I’ll be the first to admit that Chakri, amongst other Indian snacks, is not something I’d plan to cook myself. Let’s face it, who has time when you can buy them?!? Although having said that, after creating these chakri and tasting them, you can appreciate why homemade is always best. During festivities, like Diwali, it’s all about cooking food together and having fun. Sadly this year, I’ll be making these on my own, but I’m up for the challenge…

I’m glad however, that I got the chance to make these initially with the mums, as I learned a new skill in the making…how to use a chakri machine!

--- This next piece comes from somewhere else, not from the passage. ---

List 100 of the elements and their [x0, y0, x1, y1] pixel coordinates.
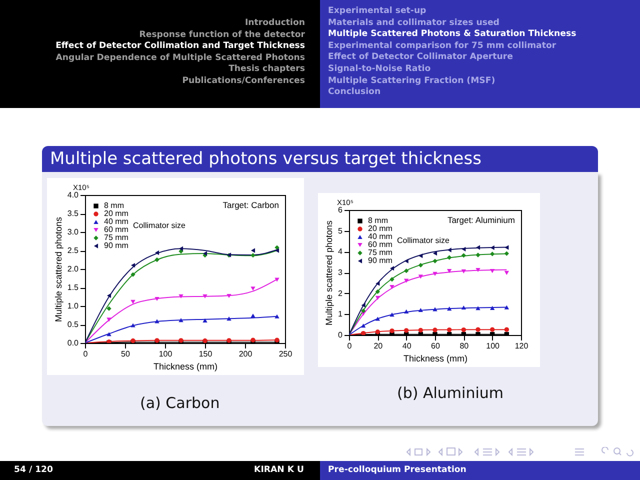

If you’re preparing for Diwali, take a look at my recent desserts recipes for some inspiration. Enjoy!

Chakri

Savoury, crunchy Chakri is just so delicious when home-made. Prepared using rice flour and only a few ingredients.
Prep Time 20 minutes
Cook Time 15 minutes
Total Time 35 minutes
Course Snack
Cuisine Indian
Servings 25 approx.

Equipment

  • Chakri maker
  • Fryer

Ingredients
  

  • 250 g Rice flour
  • 1 tbs Mash Potato (dried from packet)
  • 1 tsp Ginger (grated)
  • 1½ tsp Sesame seeds
  • 10 g Green chillies (chopped)
  • 1 tsp Salt
  • 4 g Chopped coriander
  • 150 ml Sour Cream
  • ¼ tsp Turmeric powder
  • 60 ml Water
  • 1/2 Lemon (juice)

Instructions
 

  • In a mixing bowl, add the rice flour, grated ginger, chopped chillies, sesame seeds, salt, coriander, turmeric, mashed potato granules and lemon juice. Give this all a good stir and mix the ingredients.
  • Now add the sour cream and water. Using your hands knead into a dough. Knead for approximately 5 minutes to ensure the mixture forms a well-combined dough.
  • Pinch off enough dough and place this into the chakri maker. Add the 'star' shape template and on a flat, clean surface, turn out the chakris into a swirl with 3 coils.
  • Continue to churn out the chakris. The dough should make approximately 25 Chakris.
  • In a deep frying pan, heat some oil on a medium heat. Once hot, using a palette knife or flat edge of a wide knife, lift the chakri gently and place into the fryer. Be careful not to overload your fryer with too many, so to give them space to cook without sticking.
  • Cook the chakri on one side for 30 seconds, ensuring to keep them separated, before turning over to cook for another 30 seconds on the other side.
  • Drain the chakri using a frying sieve and place on a kitchen roll sheet, so it absorbs any oil.
  • Let the chakri cool for about 1 hour before tucking in!